Go did document these details during its cooperative era, including exactly where goroutines might yield. Unfortunately, I can’t find a link to documentation that old. I did come across the old design docs that might shed some light on how things worked back then: https://go.dev/wiki/DesignDocuments
The key point is that Go made cooperative scheduling predictable enough that developers could write performant code without guessing.
That’s important for people writing long, CPU-bound loops, since nothing will interrupt them unless they explicitly yield.

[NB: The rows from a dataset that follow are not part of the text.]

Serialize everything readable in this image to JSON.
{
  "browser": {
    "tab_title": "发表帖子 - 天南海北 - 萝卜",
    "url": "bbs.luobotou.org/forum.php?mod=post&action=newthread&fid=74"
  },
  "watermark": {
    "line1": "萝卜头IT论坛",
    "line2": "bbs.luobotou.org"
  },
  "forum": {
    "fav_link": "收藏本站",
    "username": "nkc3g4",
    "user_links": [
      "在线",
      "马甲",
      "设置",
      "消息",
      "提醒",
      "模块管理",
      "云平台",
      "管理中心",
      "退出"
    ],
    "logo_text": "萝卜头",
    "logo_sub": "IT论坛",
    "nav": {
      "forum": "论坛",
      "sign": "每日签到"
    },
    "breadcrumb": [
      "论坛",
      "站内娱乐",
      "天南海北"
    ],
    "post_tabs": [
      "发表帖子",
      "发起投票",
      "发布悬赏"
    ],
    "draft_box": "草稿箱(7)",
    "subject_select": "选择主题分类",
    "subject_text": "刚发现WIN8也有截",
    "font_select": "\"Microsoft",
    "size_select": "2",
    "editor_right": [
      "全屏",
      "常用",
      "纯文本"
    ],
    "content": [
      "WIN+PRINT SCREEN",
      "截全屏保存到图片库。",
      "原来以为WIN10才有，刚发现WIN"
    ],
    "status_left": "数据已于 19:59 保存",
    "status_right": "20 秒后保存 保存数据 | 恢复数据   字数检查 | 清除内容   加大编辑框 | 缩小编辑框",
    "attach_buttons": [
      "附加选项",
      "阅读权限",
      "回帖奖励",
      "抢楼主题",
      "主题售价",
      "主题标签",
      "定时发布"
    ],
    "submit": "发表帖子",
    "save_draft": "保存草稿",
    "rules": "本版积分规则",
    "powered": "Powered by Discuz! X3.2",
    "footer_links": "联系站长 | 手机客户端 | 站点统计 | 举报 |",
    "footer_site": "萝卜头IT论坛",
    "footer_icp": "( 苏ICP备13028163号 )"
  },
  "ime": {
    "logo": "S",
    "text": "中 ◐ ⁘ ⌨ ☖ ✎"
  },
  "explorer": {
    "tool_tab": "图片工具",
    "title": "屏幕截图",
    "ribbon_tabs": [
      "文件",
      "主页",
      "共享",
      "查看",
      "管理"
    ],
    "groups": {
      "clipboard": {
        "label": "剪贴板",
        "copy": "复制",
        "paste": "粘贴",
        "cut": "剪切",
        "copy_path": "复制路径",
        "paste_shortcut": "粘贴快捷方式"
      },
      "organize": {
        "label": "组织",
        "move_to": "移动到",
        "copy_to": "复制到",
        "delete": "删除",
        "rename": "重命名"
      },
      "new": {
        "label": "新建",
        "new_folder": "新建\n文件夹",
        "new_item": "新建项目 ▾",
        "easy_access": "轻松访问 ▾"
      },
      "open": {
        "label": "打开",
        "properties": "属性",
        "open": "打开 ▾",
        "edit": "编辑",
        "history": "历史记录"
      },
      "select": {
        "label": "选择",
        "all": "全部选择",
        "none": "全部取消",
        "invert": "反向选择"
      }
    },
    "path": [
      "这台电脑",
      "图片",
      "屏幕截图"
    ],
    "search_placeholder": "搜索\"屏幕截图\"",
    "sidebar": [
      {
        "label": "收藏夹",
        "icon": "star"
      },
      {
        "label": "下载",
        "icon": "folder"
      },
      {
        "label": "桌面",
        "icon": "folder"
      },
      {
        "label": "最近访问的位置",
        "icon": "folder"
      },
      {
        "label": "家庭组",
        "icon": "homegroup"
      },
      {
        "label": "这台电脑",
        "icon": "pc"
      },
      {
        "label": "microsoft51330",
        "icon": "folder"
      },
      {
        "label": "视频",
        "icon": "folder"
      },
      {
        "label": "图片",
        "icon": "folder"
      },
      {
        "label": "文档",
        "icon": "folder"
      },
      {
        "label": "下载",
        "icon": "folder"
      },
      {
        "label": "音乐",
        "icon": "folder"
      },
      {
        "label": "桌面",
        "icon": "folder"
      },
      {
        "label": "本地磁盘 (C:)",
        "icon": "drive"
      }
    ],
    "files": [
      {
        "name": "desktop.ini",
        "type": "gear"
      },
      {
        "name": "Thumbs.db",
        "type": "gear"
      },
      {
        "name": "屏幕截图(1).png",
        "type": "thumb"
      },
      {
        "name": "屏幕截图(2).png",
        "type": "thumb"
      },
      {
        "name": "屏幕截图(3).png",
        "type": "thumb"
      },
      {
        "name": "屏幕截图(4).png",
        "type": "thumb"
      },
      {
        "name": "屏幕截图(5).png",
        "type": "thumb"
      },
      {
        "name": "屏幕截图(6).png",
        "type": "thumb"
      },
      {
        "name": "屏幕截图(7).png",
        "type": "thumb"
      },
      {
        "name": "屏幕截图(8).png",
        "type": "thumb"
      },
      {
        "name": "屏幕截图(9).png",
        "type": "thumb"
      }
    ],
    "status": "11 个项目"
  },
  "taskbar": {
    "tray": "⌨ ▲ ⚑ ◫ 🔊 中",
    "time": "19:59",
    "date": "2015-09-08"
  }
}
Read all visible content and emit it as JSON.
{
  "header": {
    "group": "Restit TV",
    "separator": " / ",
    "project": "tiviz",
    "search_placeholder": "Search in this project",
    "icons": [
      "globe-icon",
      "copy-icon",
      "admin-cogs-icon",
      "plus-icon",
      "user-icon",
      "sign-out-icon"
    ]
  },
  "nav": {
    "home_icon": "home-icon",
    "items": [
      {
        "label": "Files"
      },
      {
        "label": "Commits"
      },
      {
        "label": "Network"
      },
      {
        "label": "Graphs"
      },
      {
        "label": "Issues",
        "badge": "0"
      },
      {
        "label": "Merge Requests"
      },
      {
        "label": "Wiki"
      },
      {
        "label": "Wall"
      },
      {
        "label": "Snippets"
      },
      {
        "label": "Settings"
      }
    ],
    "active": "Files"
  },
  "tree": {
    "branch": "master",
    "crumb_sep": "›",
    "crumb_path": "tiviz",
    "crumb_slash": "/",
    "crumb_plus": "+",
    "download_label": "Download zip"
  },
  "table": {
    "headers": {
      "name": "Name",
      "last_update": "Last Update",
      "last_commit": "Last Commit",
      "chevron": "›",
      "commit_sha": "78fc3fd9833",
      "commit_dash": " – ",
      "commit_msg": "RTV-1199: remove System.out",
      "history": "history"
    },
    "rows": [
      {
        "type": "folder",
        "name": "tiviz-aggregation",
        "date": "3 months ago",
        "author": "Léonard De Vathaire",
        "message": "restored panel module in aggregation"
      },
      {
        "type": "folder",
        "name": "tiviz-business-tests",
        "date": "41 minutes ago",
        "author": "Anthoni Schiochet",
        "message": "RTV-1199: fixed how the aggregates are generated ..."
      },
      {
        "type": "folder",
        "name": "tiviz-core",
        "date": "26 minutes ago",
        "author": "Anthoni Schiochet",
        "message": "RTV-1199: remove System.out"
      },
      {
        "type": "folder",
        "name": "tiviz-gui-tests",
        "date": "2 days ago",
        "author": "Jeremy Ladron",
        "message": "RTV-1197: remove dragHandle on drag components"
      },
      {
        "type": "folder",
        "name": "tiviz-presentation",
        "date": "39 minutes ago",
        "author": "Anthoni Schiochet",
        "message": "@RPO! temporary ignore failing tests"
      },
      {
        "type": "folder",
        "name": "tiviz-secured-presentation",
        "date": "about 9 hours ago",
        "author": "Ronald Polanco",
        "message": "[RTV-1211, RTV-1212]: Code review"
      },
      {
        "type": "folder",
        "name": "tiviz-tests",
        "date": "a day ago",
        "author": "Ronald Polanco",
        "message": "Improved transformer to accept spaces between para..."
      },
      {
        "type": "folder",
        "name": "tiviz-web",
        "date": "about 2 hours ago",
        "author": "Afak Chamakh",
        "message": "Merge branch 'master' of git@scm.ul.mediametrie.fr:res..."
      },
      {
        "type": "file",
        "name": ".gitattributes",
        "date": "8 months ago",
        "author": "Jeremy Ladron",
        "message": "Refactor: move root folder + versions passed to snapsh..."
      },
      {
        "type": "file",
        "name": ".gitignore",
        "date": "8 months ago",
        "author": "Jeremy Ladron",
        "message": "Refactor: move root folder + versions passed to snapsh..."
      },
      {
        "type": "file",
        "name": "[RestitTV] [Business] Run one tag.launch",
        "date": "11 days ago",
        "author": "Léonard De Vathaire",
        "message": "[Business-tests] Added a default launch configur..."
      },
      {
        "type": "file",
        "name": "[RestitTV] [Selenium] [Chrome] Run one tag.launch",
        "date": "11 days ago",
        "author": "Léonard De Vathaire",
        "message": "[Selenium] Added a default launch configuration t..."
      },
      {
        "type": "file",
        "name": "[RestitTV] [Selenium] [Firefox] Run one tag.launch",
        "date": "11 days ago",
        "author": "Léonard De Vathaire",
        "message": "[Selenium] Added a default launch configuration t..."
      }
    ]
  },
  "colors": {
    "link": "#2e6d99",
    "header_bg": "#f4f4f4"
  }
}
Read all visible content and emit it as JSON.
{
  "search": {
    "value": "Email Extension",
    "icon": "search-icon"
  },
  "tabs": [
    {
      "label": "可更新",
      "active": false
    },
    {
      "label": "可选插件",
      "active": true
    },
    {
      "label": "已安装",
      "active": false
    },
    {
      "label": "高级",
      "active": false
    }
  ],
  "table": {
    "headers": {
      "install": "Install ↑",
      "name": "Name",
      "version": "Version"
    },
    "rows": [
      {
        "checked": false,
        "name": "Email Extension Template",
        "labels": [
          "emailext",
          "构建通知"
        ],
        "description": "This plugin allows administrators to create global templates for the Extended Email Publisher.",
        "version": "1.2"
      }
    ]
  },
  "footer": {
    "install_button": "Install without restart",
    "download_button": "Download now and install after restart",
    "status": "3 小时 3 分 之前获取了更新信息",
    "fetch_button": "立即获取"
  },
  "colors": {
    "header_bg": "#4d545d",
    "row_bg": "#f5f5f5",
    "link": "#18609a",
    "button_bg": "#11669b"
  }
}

Hypothetically, in the future it may become possible to interrupt
loops, just like Go eventually did. This would likely require an
additional RFC. PHP does have the ability to interrupt a loop at any
point, but most likely only for terminating execution.
This RFC does nothing of the sort.
My concern isn’t the lack of loop preemption. My concern is that the RFC never says CPU loops don’t yield. If it isn’t stated explicitly, it won’t be documented, and users will discover it the hard way. That’s exactly the sort of footgun we should avoid at the language level.
Lastly, cancellation during a syscall is still unclear. If a coroutine is cancelled while something like fwrite() or a DB write is in progress, what should happen?
Does fwrite() still return the number of bytes written? Does it throw? For write-operations in particular, this affects whether applications can maintain a consistent state.
If the write operation is interrupted, the function will return an
error according to its contract. In this case, it will return false.
fwrite() almost never returns false, it returns “bytes written OR false”. Partial successful writes are normal and extremely common. So, cancellation does change the behaviour unless this is spelled out very carefully so calling code can recover appropriately.
Clarifying these points would really help people understand how to reason about concurrency with this API.
This is described in the document.
I may be missing something, but I don’t see this spelled out anywhere in the RFC.
There is, of course, a nuance regarding extended error descriptions,
but at the moment no such changes are planned.
That’s fine, but then do you expect the RFC to pass as-is? Right now, without suspension rules, scheduler guarantees, defined syscall-cancellation semantics, it’s tough to evaluate the correctness and performance implications. Leaving some of the most important aspects as an “implementation detail” seems like asking for trouble.